The Book of Kingdoms and Apocalypses That Will Come to Pass after 1,386 Years
Se‘adya Ga’on
Early 10th Century
Blessed be the Lord God of Israel, Who alone knows what will be before it is, Who reveals to those close to Him [that part] of [the future], knowledge of which will benefit [them], and praised and magnified be He forever and ever.
So after we have extolled Him with these attributes, we say that events that will take place in the future are called…

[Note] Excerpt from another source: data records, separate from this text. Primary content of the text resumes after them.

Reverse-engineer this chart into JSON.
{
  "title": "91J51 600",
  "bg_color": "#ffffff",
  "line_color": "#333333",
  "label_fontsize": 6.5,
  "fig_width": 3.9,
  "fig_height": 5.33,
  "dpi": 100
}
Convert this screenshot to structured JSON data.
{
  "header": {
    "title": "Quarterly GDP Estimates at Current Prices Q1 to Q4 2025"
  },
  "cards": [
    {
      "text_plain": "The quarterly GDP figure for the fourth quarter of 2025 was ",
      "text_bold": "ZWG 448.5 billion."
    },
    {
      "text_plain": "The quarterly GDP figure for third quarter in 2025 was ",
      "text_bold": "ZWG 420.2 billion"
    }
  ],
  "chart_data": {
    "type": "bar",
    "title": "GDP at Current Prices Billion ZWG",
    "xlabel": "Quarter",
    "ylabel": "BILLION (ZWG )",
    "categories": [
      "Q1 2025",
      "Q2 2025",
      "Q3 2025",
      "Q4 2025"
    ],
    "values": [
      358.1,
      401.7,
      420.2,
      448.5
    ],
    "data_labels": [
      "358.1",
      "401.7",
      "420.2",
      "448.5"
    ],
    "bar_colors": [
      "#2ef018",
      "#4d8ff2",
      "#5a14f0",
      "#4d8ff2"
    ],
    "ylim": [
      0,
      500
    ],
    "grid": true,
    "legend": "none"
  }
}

The Judeo-Arabic commentary by Se‘adya Ga’on on the book of Daniel, which he called The Book of Kingdoms and Apocalypses That Will Come to Pass after 1,386 Years (Kitāb al-mamālik wa-’l-malāḥim mā yakūn fī alf 1386 sana), conveys his interpretation of this popular biblical book. Se‘adya considered Daniel to contain messages for his community about the future redemption and the messianic age. One of Se‘adya’s important innovations was to compose lengthy introductions to biblical commentaries that set out his broad understanding of the book in question and detailed some of the larger ramifications of his ideas. Here, Se‘adya explains that much of the knowledge about Israel’s impending redemption is in the realm of “concealed things,” unknowable to humanity. This statement spurs him to offer his thoughts on astrology, a popular discipline in the tenth century, and other divinatory techniques. Se‘adya deemed divination problematic for both rational and religious reasons, although here he focuses on the scientific problems associated with astrology.
Creator Bio
Se‘adya Ga’on
Se‘adya ben Joseph al-Fayyūmī, from the town of Dilāṣ in the Fayyūm region of Egypt, was one of the most significant figures in the early medieval world, reshaping rabbinic thought and literary culture according to the norms of the medieval Islamicate intellectual world in which he lived. Se‘adya played a decisive role in communal events and numerous intellectual fields. He polemicized against Karaites; composed early and influential works in Judeo-Arabic, of biblical exegesis, theology, linguistics, and law; composed a prayer book; and wrote liturgical poetry. He also translated much of the Hebrew Bible into Judeo-Arabic. Se‘adya began his literary career in Egypt but, around the year 900, went to study in the Palestinian academy in Tiberias. In 902, while still young, he composed the first Hebrew dictionary, the Egron, revising and expanding it until 930, when it had more than a thousand entries. At some point before 921, he came to Baghdad and participated in the calendar controversy that shook the Jewish world in 921 and 922. In 928, he was chosen to head the Sura academy by the exilarch David ben Zakkai. Only two years later, however, they began a conflict that went on for six or seven years, each of them deposing the other and appointing a replacement, until they finally reconciled.